I really like this cookbook, Appetite for Reduction by Isa Chandra Moskowitz. The page before has a Sushi Roll Edamame Salad recipe that is crazy good. Anyway, it’s vegan of course, but more importantly, it’s fairly quick and delicious. People are always asking me “What do you eat?” when I say I cook and eat mostly vegan, so I like to give good cookbook references when I can. I usually reply with, “brown rice, whole wheat breads and pastas, and lots of veggies – and chocolate, and trader joe’s baked bbq chips, and doughnuts…” It’s a convincing life choice sell 😉
Here’s my table for ONE.
But not really, because THIS was going on. They are making a “bounce house” by putting all the downstairs guest bedroom pillows in the port-o-crib and then jumping and falling onto it from the couch, hence my “hospital driver” reference. It’s mostly safe.
Grocery carts + kitchen = indy 500 according to my son. He does laps around me while I try and cook, and concentrate. I must say though, he’s very considerate, when I have the fridge open or am in his path, he yells, “RED LIGHT” and waits. It’s loud and sweet at the same time.
He said he wanted to vacuum for me because he didn’t want there to be a mess. This vacuum actually works btw, unfortunately it is also loud, so after a few minuets, I decided he had done a wonderful job and it was time to put it away.

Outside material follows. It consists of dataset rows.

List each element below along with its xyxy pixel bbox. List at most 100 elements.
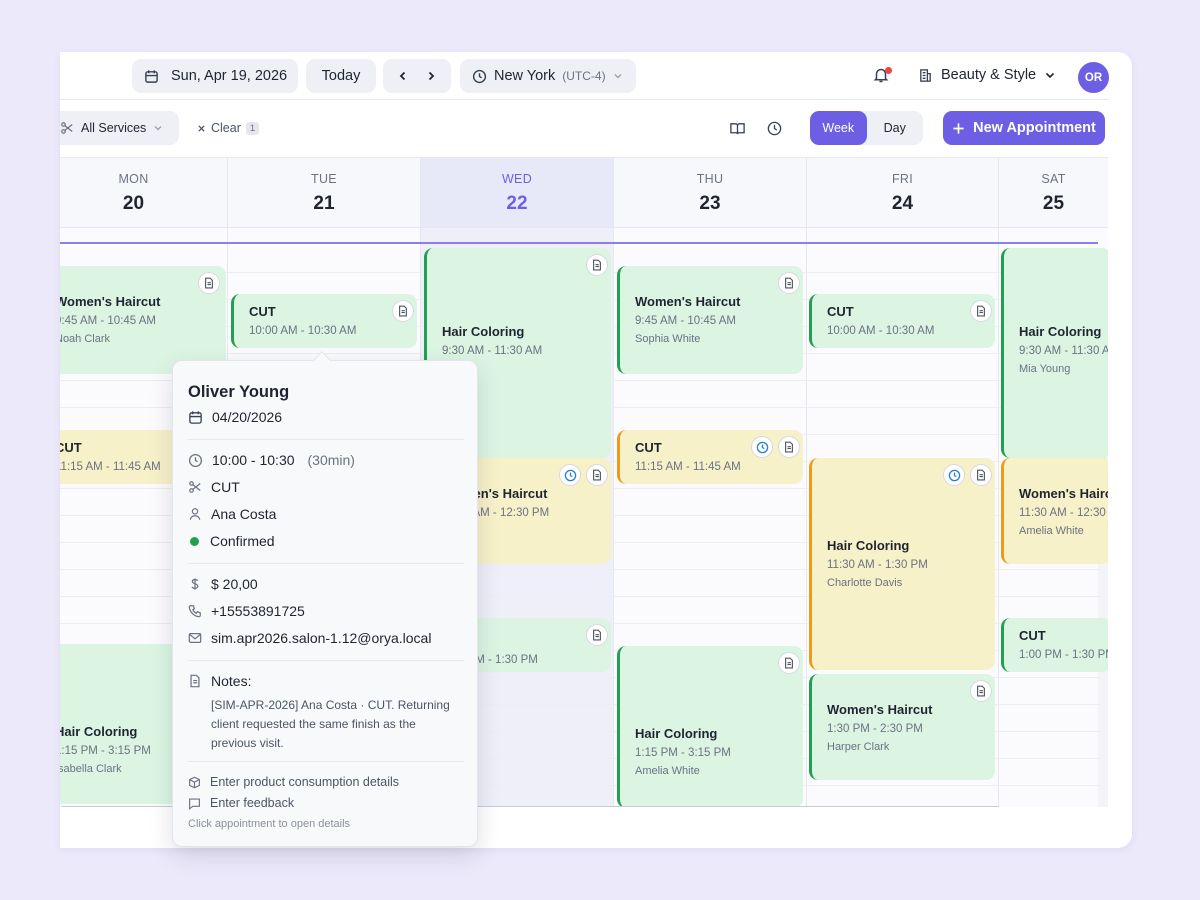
appointment-time: 9:30 AM - 11:30 AM	[1019, 345, 1108, 357]
appointment-title: CUT	[1019, 628, 1046, 643]
appointment-block[interactable]: CUT11:15 AM - 11:45 AM	[617, 430, 803, 484]
clear-label: Clear	[211, 121, 241, 135]
day-header-mon[interactable]: MON 20	[60, 158, 228, 228]
document-icon[interactable]	[778, 436, 800, 458]
appointment-block[interactable]: Women's Haircut 1:30 PM - 2:30 PM Harper C…	[809, 674, 995, 780]
appointment-title: Hair Coloring	[635, 726, 718, 741]
chat-icon	[188, 797, 201, 810]
appointment-time: 11:30 AM - 12:30 PM	[1019, 507, 1108, 519]
date-picker[interactable]: Sun, Apr 19, 2026	[132, 59, 298, 93]
appointment-time-row: 10:00 - 10:30 (30min)	[188, 452, 355, 468]
document-icon[interactable]	[778, 652, 800, 674]
phone-row[interactable]: +15553891725	[188, 603, 305, 619]
price: $ 20,00	[211, 576, 258, 592]
clock-icon[interactable]	[943, 464, 965, 486]
appointment-block[interactable]: Women's Haircut 11:30 AM - 12:30 PM Amelia…	[1001, 458, 1108, 564]
date-nav	[383, 59, 451, 93]
status-row: Confirmed	[188, 533, 275, 549]
new-appointment-button[interactable]: New Appointment	[943, 111, 1105, 145]
clock-icon[interactable]	[559, 464, 581, 486]
popover-hint: Click appointment to open details	[188, 818, 351, 830]
appointment-client: Harper Clark	[827, 741, 890, 753]
document-icon[interactable]	[970, 680, 992, 702]
chevron-left-icon[interactable]	[397, 70, 409, 82]
staff-name: Ana Costa	[211, 506, 277, 522]
close-icon	[197, 124, 206, 133]
filter-bar: All Services Clear 1 Week Day New Appoin…	[60, 100, 1132, 157]
timezone-select[interactable]: New York (UTC-4)	[460, 59, 636, 93]
popover-divider	[188, 439, 464, 440]
day-header-sat[interactable]: SAT 25	[999, 158, 1108, 228]
service-name: CUT	[211, 479, 240, 495]
appointment-block[interactable]: CUT 10:00 AM - 10:30 AM	[809, 294, 995, 348]
phone-number: +15553891725	[211, 603, 305, 619]
clock-icon[interactable]	[751, 436, 773, 458]
day-view-button[interactable]: Day	[867, 111, 924, 145]
document-icon[interactable]	[586, 624, 608, 646]
business-name: Beauty & Style	[941, 67, 1037, 83]
appointment-client: Charlotte Davis	[827, 577, 903, 589]
timezone-name: New York	[494, 68, 556, 84]
history-clock-icon[interactable]	[766, 120, 783, 137]
document-icon[interactable]	[778, 272, 800, 294]
timezone-offset: (UTC-4)	[562, 69, 606, 83]
document-icon[interactable]	[586, 464, 608, 486]
appointment-block[interactable]: Hair Coloring 9:30 AM - 11:30 AM Mia Young	[1001, 248, 1108, 458]
appointment-time: 9:30 AM - 11:30 AM	[442, 345, 543, 357]
appointment-time: 11:15 AM - 11:45 AM	[635, 461, 741, 473]
business-select[interactable]: Beauty & Style	[918, 67, 1056, 83]
appointment-time: 10:00 - 10:30	[212, 452, 295, 468]
scissors-icon	[60, 121, 74, 135]
new-appointment-label: New Appointment	[973, 120, 1096, 136]
appointment-popover: Oliver Young 04/20/2026 10:00 - 10:30 (3…	[172, 351, 478, 847]
current-date: Sun, Apr 19, 2026	[171, 68, 288, 84]
day-number: 25	[1042, 193, 1065, 214]
appointment-client: Noah Clark	[60, 333, 111, 345]
day-name: THU	[696, 172, 724, 186]
document-icon[interactable]	[198, 272, 220, 294]
notes-label: Notes:	[211, 673, 252, 689]
day-name: MON	[118, 172, 149, 186]
dollar-icon	[188, 577, 202, 591]
calendar-icon	[188, 410, 203, 425]
document-icon[interactable]	[586, 254, 608, 276]
book-icon[interactable]	[729, 120, 746, 137]
day-header-tue[interactable]: TUE 21	[228, 158, 421, 228]
feedback-link[interactable]: Enter feedback	[188, 796, 294, 810]
appointment-block[interactable]: Hair Coloring 1:15 PM - 3:15 PM Amelia Whi…	[617, 646, 803, 807]
email-row[interactable]: sim.apr2026.salon-1.12@orya.local	[188, 630, 431, 646]
services-filter[interactable]: All Services	[60, 111, 179, 145]
appointment-block[interactable]: CUT 10:00 AM - 10:30 AM	[231, 294, 417, 348]
day-header-fri[interactable]: FRI 24	[807, 158, 999, 228]
avatar[interactable]: OR	[1078, 62, 1109, 93]
week-view-button[interactable]: Week	[810, 111, 867, 145]
chevron-down-icon	[153, 123, 163, 133]
day-header-wed[interactable]: WED 22	[421, 158, 614, 228]
chevron-down-icon	[1044, 69, 1056, 81]
document-icon[interactable]	[970, 300, 992, 322]
chevron-down-icon	[613, 71, 623, 81]
appointment-duration: (30min)	[307, 452, 355, 468]
product-consumption-link[interactable]: Enter product consumption details	[188, 775, 399, 789]
appointment-block[interactable]: CUT 1:00 PM - 1:30 PM	[1001, 618, 1108, 672]
status-badge: Confirmed	[210, 533, 275, 549]
phone-icon	[188, 604, 202, 618]
calendar-icon	[144, 69, 159, 84]
appointment-time: 10:00 AM - 10:30 AM	[827, 325, 935, 337]
popover-divider	[188, 660, 464, 661]
building-icon	[918, 68, 933, 83]
document-icon[interactable]	[392, 300, 414, 322]
chevron-right-icon[interactable]	[425, 70, 437, 82]
day-header-thu[interactable]: THU 23	[614, 158, 807, 228]
clear-count-badge: 1	[245, 121, 260, 135]
today-button[interactable]: Today	[306, 59, 376, 93]
appointment-block[interactable]: Women's Haircut 9:45 AM - 10:45 AM Noah Cl…	[60, 266, 226, 374]
document-icon[interactable]	[970, 464, 992, 486]
appointment-block[interactable]: Women's Haircut 9:45 AM - 10:45 AM Sophia …	[617, 266, 803, 374]
appointment-block[interactable]: Hair Coloring 11:30 AM - 1:30 PM Charlotte…	[809, 458, 995, 670]
appointment-title: Hair Coloring	[1019, 324, 1102, 339]
clear-filters-button[interactable]: Clear 1	[197, 121, 260, 135]
plus-icon	[952, 122, 965, 135]
document-icon	[188, 674, 202, 688]
package-icon	[188, 776, 201, 789]
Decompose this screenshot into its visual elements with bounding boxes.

So, how is this a day spa? I’ve decided that day spa is a sense of mind. And, it’s not too often that I think to remember to be kind to myself, and give myself a break. I am usually so tired of helping everyone else that by the time I get a chance to do something nice for myself, I say, “Egh, whatever, I eat pb&j like the kids again for the fourteenth time this week and then go clean something”.
Moms. I think God is not only speaking to just me on this. I LITERALLY felt him lead me to make a nice salad, and a tasty beverage and do something I love, which in this case was to write. I love writing. I love sharing what I am learning, because I find that in sharing, I learn that I am not so alone as I think. This refreshes me. Yet, it still took the bending of my own will, to follow his lead and just REST. I had to go against my feelings of wanting to get more done and do what he asked me to do. It was a step of faith.
I think moms are some of the worst offenders of the whole resting concept. We feel guilty, we feel there’s still so much to do, we feel, we feel, we feel. God’s word says. It says to REST, to take a Sabbath. God took a day off by example when he made the heavens and the earth. I am still learning how to incorporate the Sabbath mentality into parenthood, and right now, it’s mostly just moments of a Sabbath spread out over the week. Any mother knows that the day you get all the kids in the car and take them to church doesn’t really feel like the Sabbath. So how do we do it?
We are not meant to work on empty. I think I forget that sometimes, and it’s not till I do something restful, that I remember again why it is so important. So we make it a priority, and we give ourselves grace. We pray and we tell the Lord that we are terrible at resting when he calls us to do it and we ask him to lead us. He totally will. He’s leading me and you all know how much that work that must be! And, we remember that he loves us, and that laundry will still be there after we rest, and that’s oaky too.
So, go on and “Treat Yo Self!”
As always, thanks so much for reading.